In 2021 and early 2022, retailers built inventory levels to circumvent long-standing supply chain challenges and match record consumer spending. Some saw their inventory levels balloon as much as 43%.

Many retailers will reevaluate existing inventory and:

  • Liquidate existing inventory to create capacity. Retailers can offer deep discounts and liquidate existing, depreciating inventory to create capacity, reduce holding costs and recapture remaining value.

  • Cancel outstanding orders and phase out products to reduce unnecessary imports. Retailers can then reallocate space for new inbound orders. Some industries currently forecast purchase order reductions of 20-30%. Others haven’t interrupted orders.

  • Seek flexible capacity and additional partnerships to manage inventory levels through peak. Brands can store inventory in secondary and tertiary markets to lower the carrying cost burden of slow-moving SKUs. Enterprises can also identify additional logistics service providers (LSPs) and parcel carriers to augment capacity.

How do retailers use Flexe to mitigate delivery challenges and meet customer expectations? #

Peak creates distinct pain points for retailers this year. With industrial vacancy rates at record lows, economic outlooks uncertain and consumer expectations high, retailers may need to augment existing networks and partnerships to navigate. One solution: Flexe Logistics Programs.

Distribution #

Brands are wary of stockouts for a reason. Supply chain upheavals generated stockouts throughout the past two years. Out-of-stock messages increased 172% in 2021 versus 2020 and an astonishing 360% versus 2019.

And retailers lose short-term sales and long-term customers to stockouts. Seventy percent of consumers planned to switch retailers or brands to avoid stockouts.

Many retailers leverage Flexe Distribution Programs to position inventory close to stores for rapid replenishment to avoid stockouts.

Capacity #

Shippers can augment existing network capacity with Flexe Capacity Programs. These programs tap into the nation’s largest connected warehouse network—even with capacity at record lows. In the wake of economic uncertainty, many shippers remain focused on preserving working capital, managing risks and avoiding long-term agreements.

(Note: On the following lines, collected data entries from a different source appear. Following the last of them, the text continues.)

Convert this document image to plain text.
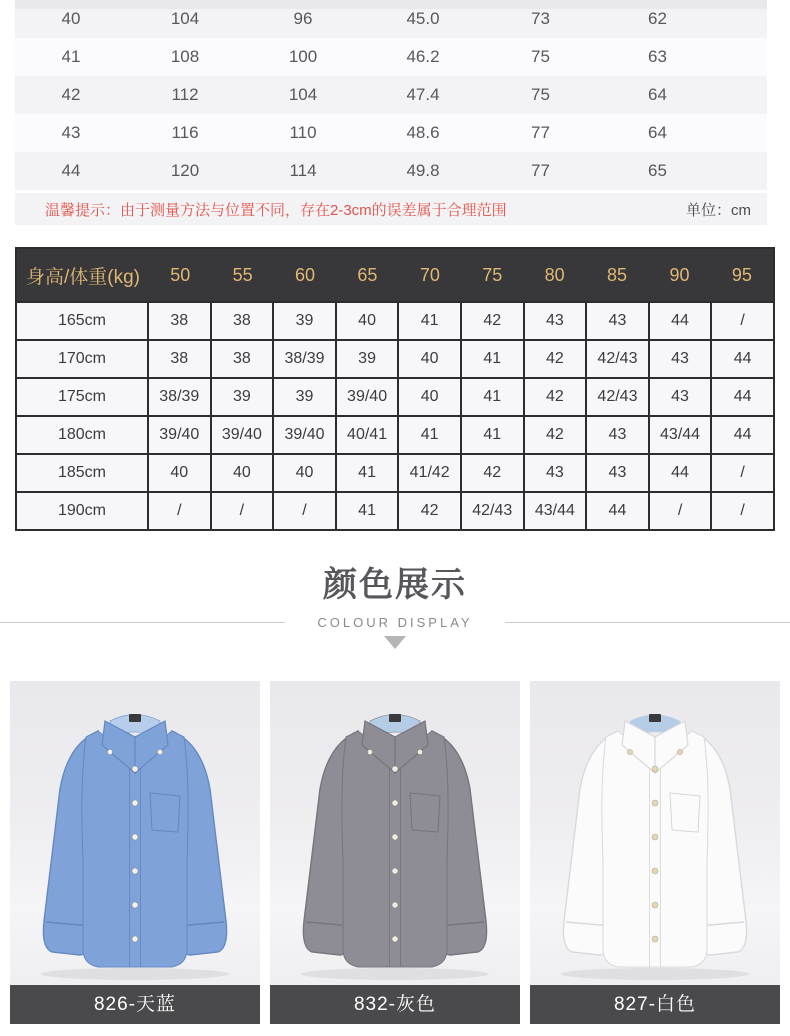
40	104	96	45.0	73	62
41	108	100	46.2	75	63
42	112	104	47.4	75	64
43	116	110	48.6	77	64
44	120	114	49.8	77	65
温馨提示：由于测量方法与位置不同，存在2-3cm的误差属于合理范围	单位：cm
身高/体重(kg)	50	55	60	65	70	75	80	85	90	95
165cm	38	38	39	40	41	42	43	43	44	/
170cm	38	38	38/39	39	40	41	42	42/43	43	44
175cm	38/39	39	39	39/40	40	41	42	42/43	43	44
180cm	39/40	39/40	39/40	40/41	41	41	42	43	43/44	44
185cm	40	40	40	41	41/42	42	43	43	44	/
190cm	/	/	/	41	42	42/43	43/44	44	/	/
颜色展示
COLOUR DISPLAY
826-天蓝	832-灰色	827-白色
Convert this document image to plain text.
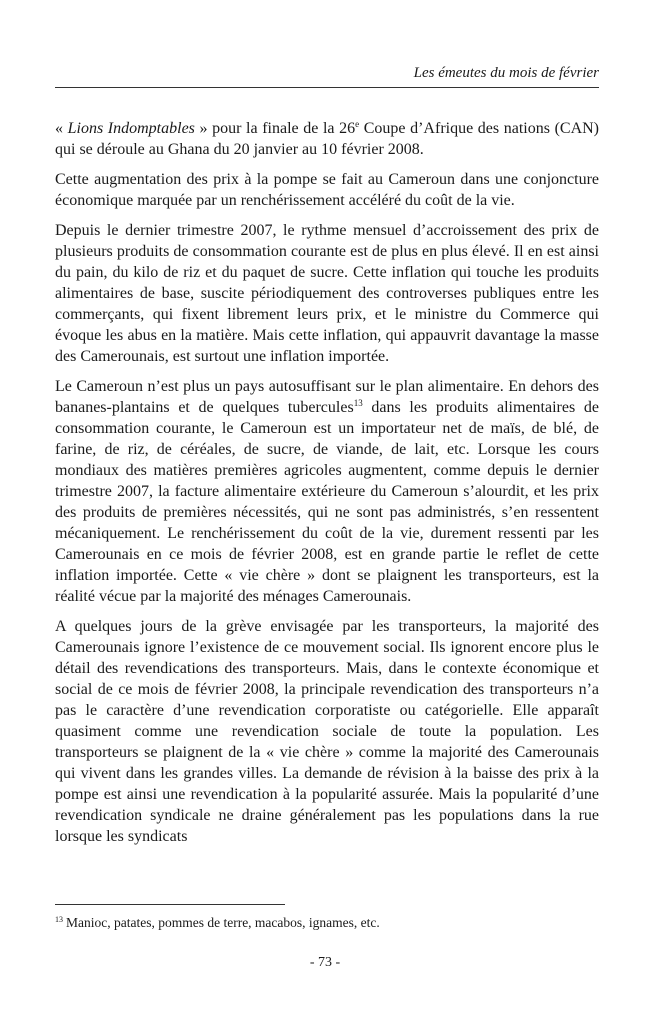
Les émeutes du mois de février

« Lions Indomptables » pour la finale de la 26e Coupe d’Afrique des nations (CAN) qui se déroule au Ghana du 20 janvier au 10 février 2008.

Cette augmentation des prix à la pompe se fait au Cameroun dans une conjoncture économique marquée par un renchérissement accéléré du coût de la vie.

Depuis le dernier trimestre 2007, le rythme mensuel d’accroissement des prix de plusieurs produits de consommation courante est de plus en plus élevé. Il en est ainsi du pain, du kilo de riz et du paquet de sucre. Cette inflation qui touche les produits alimentaires de base, suscite périodiquement des controverses publiques entre les commerçants, qui fixent librement leurs prix, et le ministre du Commerce qui évoque les abus en la matière. Mais cette inflation, qui appauvrit davantage la masse des Camerounais, est surtout une inflation importée.

Le Cameroun n’est plus un pays autosuffisant sur le plan alimentaire. En dehors des bananes-plantains et de quelques tubercules$^{13}$ dans les produits alimentaires de consommation courante, le Cameroun est un importateur net de maïs, de blé, de farine, de riz, de céréales, de sucre, de viande, de lait, etc. Lorsque les cours mondiaux des matières premières agricoles augmentent, comme depuis le dernier trimestre 2007, la facture alimentaire extérieure du Cameroun s’alourdit, et les prix des produits de premières nécessités, qui ne sont pas administrés, s’en ressentent mécaniquement. Le renchérissement du coût de la vie, durement ressenti par les Camerounais en ce mois de février 2008, est en grande partie le reflet de cette inflation importée. Cette « vie chère » dont se plaignent les transporteurs, est la réalité vécue par la majorité des ménages Camerounais.

A quelques jours de la grève envisagée par les transporteurs, la majorité des Camerounais ignore l’existence de ce mouvement social. Ils ignorent encore plus le détail des revendications des transporteurs. Mais, dans le contexte économique et social de ce mois de février 2008, la principale revendication des transporteurs n’a pas le caractère d’une revendication corporatiste ou catégorielle. Elle apparaît quasiment comme une revendication sociale de toute la population. Les transporteurs se plaignent de la « vie chère » comme la majorité des Camerounais qui vivent dans les grandes villes. La demande de révision à la baisse des prix à la pompe est ainsi une revendication à la popularité assurée. Mais la popularité d’une revendication syndicale ne draine généralement pas les populations dans la rue lorsque les syndicats

$^{13}$ Manioc, patates, pommes de terre, macabos, ignames, etc.
- 73 -
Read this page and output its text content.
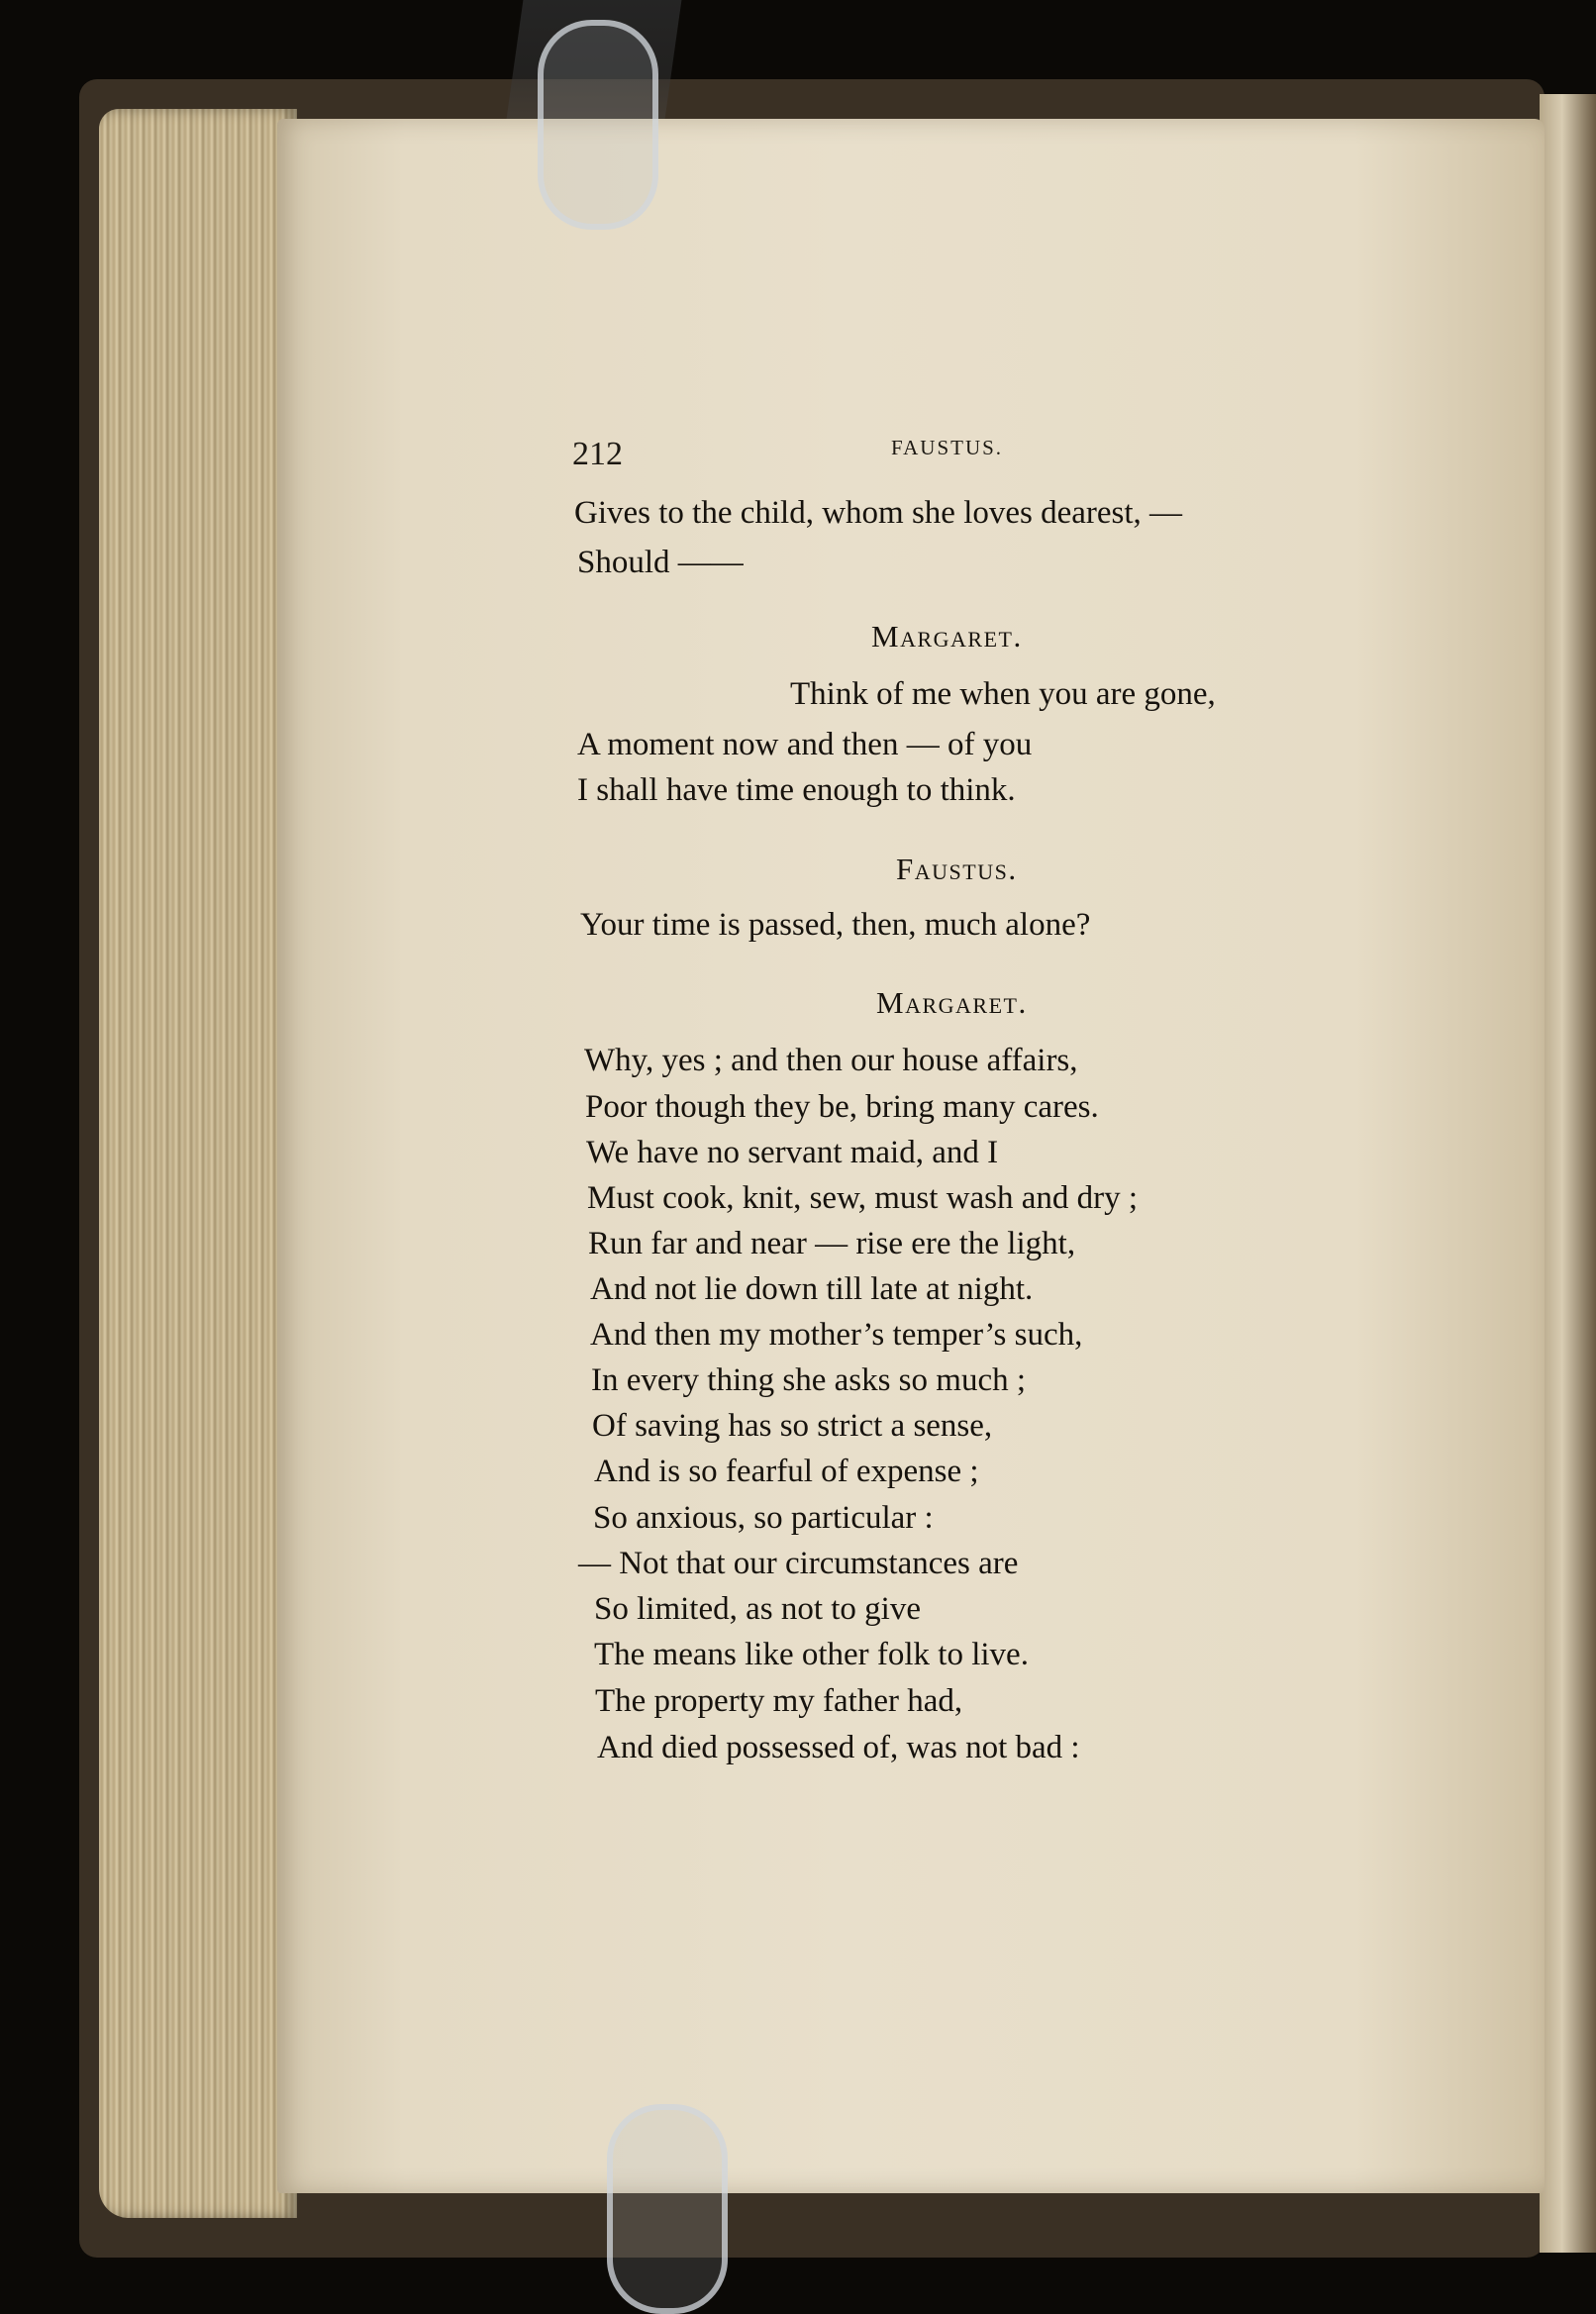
212	FAUSTUS.
Gives to the child, whom she loves dearest, —
Should ——
Margaret.
Think of me when you are gone,
A moment now and then — of you
I shall have time enough to think.
Faustus.
Your time is passed, then, much alone?
Margaret.
Why, yes ; and then our house affairs,
Poor though they be, bring many cares.
We have no servant maid, and I
Must cook, knit, sew, must wash and dry ;
Run far and near — rise ere the light,
And not lie down till late at night.
And then my mother’s temper’s such,
In every thing she asks so much ;
Of saving has so strict a sense,
And is so fearful of expense ;
So anxious, so particular :
— Not that our circumstances are
So limited, as not to give
The means like other folk to live.
The property my father had,
And died possessed of, was not bad :
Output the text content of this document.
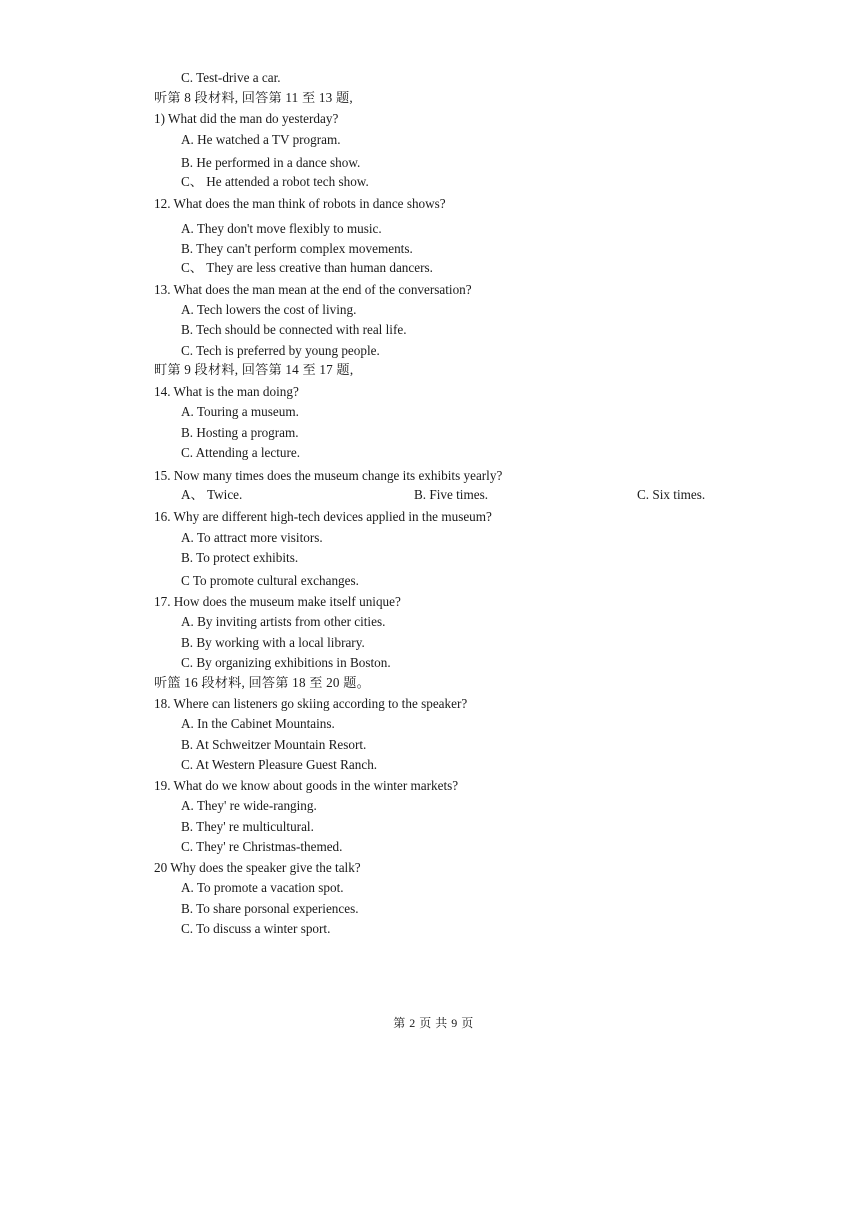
C. Test-drive a car.
听第 8 段材料, 回答第 11 至 13 题,
1) What did the man do yesterday?
A. He watched a TV program.
B. He performed in a dance show.
C、 He attended a robot tech show.
12. What does the man think of robots in dance shows?
A. They don't move flexibly to music.
B. They can't perform complex movements.
C、 They are less creative than human dancers.
13. What does the man mean at the end of the conversation?
A. Tech lowers the cost of living.
B. Tech should be connected with real life.
C. Tech is preferred by young people.
町第 9 段材料, 回答第 14 至 17 题,
14. What is the man doing?
A. Touring a museum.
B. Hosting a program.
C. Attending a lecture.
15. Now many times does the museum change its exhibits yearly?
A、 Twice.	B. Five times.	C. Six times.
16. Why are different high-tech devices applied in the museum?
A. To attract more visitors.
B. To protect exhibits.
C To promote cultural exchanges.
17. How does the museum make itself unique?
A. By inviting artists from other cities.
B. By working with a local library.
C. By organizing exhibitions in Boston.
听篮 16 段材料, 回答第 18 至 20 题。
18. Where can listeners go skiing according to the speaker?
A. In the Cabinet Mountains.
B. At Schweitzer Mountain Resort.
C. At Western Pleasure Guest Ranch.
19. What do we know about goods in the winter markets?
A. They' re wide-ranging.
B. They' re multicultural.
C. They' re Christmas-themed.
20 Why does the speaker give the talk?
A. To promote a vacation spot.
B. To share porsonal experiences.
C. To discuss a winter sport.
第 2 页 共 9 页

For example, many companies considered nearshoring manufacturing over the past two years. While nearshoring manufacturing can be exceedingly difficult, shippers can nearshore capacity with the Flexe Logistics Network, often at lower costs. Additional capacity allows companies to shift excess inventory, build inventory levels for peak and reduce network pain points leading into peak.

Fulfillment #

Consumers expect retailers and brands to deliver online orders fast. Forty-four percent of consumers define “fast” as next-day in 2022, compared to only 14% in 2020. Eighty-three percent say they will search elsewhere for faster shipping options.

Speed is costly: 45% of brands don’t offer fast shipping options because it makes total costs too high. And success depends on having inventory in the right place at the right time.

Flexe Fulfillment Programs dynamically position inventory closer to consumers to accelerate delivery promises and reduce costly last-mile transportation.

Many shippers also leverage their store networks to fulfill direct-to-consumer orders and provide BOPIS solutions. The obstacle: smaller backroom footprints curtail large backstock. Retailers can leverage fulfillment programs to support store networks and extend fulfillment fast and flexibly. Retailers can now access secondary and tertiary markets dynamically to support existing fulfillment, without upfront costs and long leases.